Microsoft’s Windows Vista operating system already includes the updated DST rules, but earlier versions of Windows will need to be changed. For Windows XP Service Pack 2, Windows Server 2003 and Windows Server 2003’s Service Pack 1, the company will release a combined global time-zone update that will include modifications for the DST change in the US.
Earlier versions of Windows, including XP Service Pack1 and NT 4.0, are no longer supported but can be patched manually using Microsoft’s Tzedit.exe utility, which allows administrators to create and edit time-zone entries for the date/time settings in the Windows Control Panel.
Other affected Microsoft products include Windows Mobile, SharePoint Services, Exchange Server, Outlook, BizTalk Server and the Dynamics customer relationship management (CRM) applications, according to the company. Some patches are available now, and the remainder are scheduled to be released by early March.
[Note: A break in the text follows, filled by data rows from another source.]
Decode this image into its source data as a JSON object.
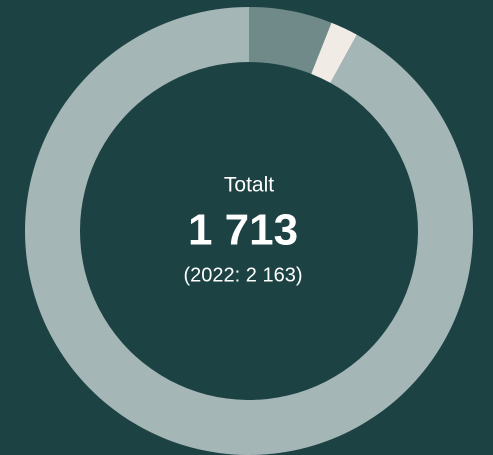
{
  "chart_data": {
    "type": "donut",
    "categories": [
      null,
      null,
      null
    ],
    "values": [
      6,
      2,
      92
    ],
    "colors": [
      "#6f8a88",
      "#f1ebe6",
      "#a4b6b5"
    ],
    "center_title": "Totalt",
    "center_value": "1 713",
    "center_note": "(2022: 2 163)"
  }
}
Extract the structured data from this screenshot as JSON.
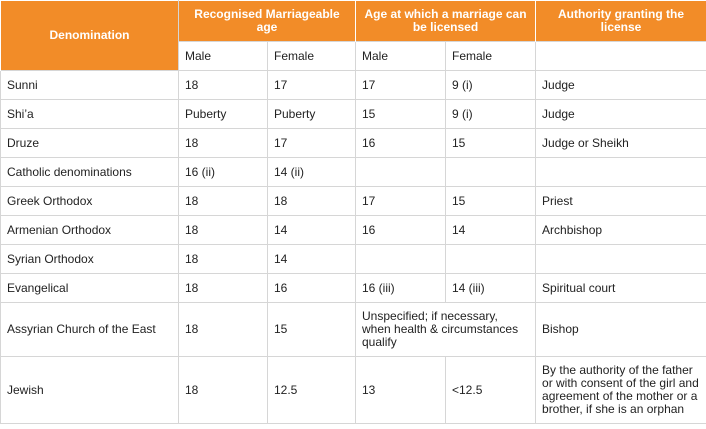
{
  "headers": {
    "denomination": "Denomination",
    "marriageable_age": "Recognised Marriageable age",
    "licensed_age": "Age at which a marriage can be licensed",
    "authority": "Authority granting the license",
    "male": "Male",
    "female": "Female"
  },
  "rows": [
    {
      "denomination": "Sunni",
      "ma_male": "18",
      "ma_female": "17",
      "la_male": "17",
      "la_female": "9 (i)",
      "authority": "Judge"
    },
    {
      "denomination": "Shi’a",
      "ma_male": "Puberty",
      "ma_female": "Puberty",
      "la_male": "15",
      "la_female": "9 (i)",
      "authority": "Judge"
    },
    {
      "denomination": "Druze",
      "ma_male": "18",
      "ma_female": "17",
      "la_male": "16",
      "la_female": "15",
      "authority": "Judge or Sheikh"
    },
    {
      "denomination": "Catholic denominations",
      "ma_male": "16 (ii)",
      "ma_female": "14 (ii)",
      "la_male": "",
      "la_female": "",
      "authority": ""
    },
    {
      "denomination": "Greek Orthodox",
      "ma_male": "18",
      "ma_female": "18",
      "la_male": "17",
      "la_female": "15",
      "authority": "Priest"
    },
    {
      "denomination": "Armenian Orthodox",
      "ma_male": "18",
      "ma_female": "14",
      "la_male": "16",
      "la_female": "14",
      "authority": "Archbishop"
    },
    {
      "denomination": "Syrian Orthodox",
      "ma_male": "18",
      "ma_female": "14",
      "la_male": "",
      "la_female": "",
      "authority": ""
    },
    {
      "denomination": "Evangelical",
      "ma_male": "18",
      "ma_female": "16",
      "la_male": "16 (iii)",
      "la_female": "14 (iii)",
      "authority": "Spiritual court"
    },
    {
      "denomination": "Assyrian Church of the East",
      "ma_male": "18",
      "ma_female": "15",
      "la_combined": "Unspecified; if necessary, when health & circumstances qualify",
      "authority": "Bishop"
    },
    {
      "denomination": "Jewish",
      "ma_male": "18",
      "ma_female": "12.5",
      "la_male": "13",
      "la_female": "<12.5",
      "authority": "By the authority of the father or with consent of the girl and agreement of the mother or a brother, if she is an orphan"
    }
  ]
}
A detailed summary of the effects of the DST changes on Microsoft products is available on the company’s website.
Sun Microsystems said it is offering free patches for Solaris Versions 8, 9 and 10, but the company will charge a fee for patches for Versions 5, 6 and 7 of the operating system.
Patches will also have to be applied to Java technologies, including the Java Runtime Environment, Sun said. More recent JRE versions already include new time rules designed to handle the DST changes, according to the vendor. Older versions can be replaced with the newer, corrected versions, or systems administrators can download Sun’s TZupdater tool to update Versions 1.4 or later of the JRE.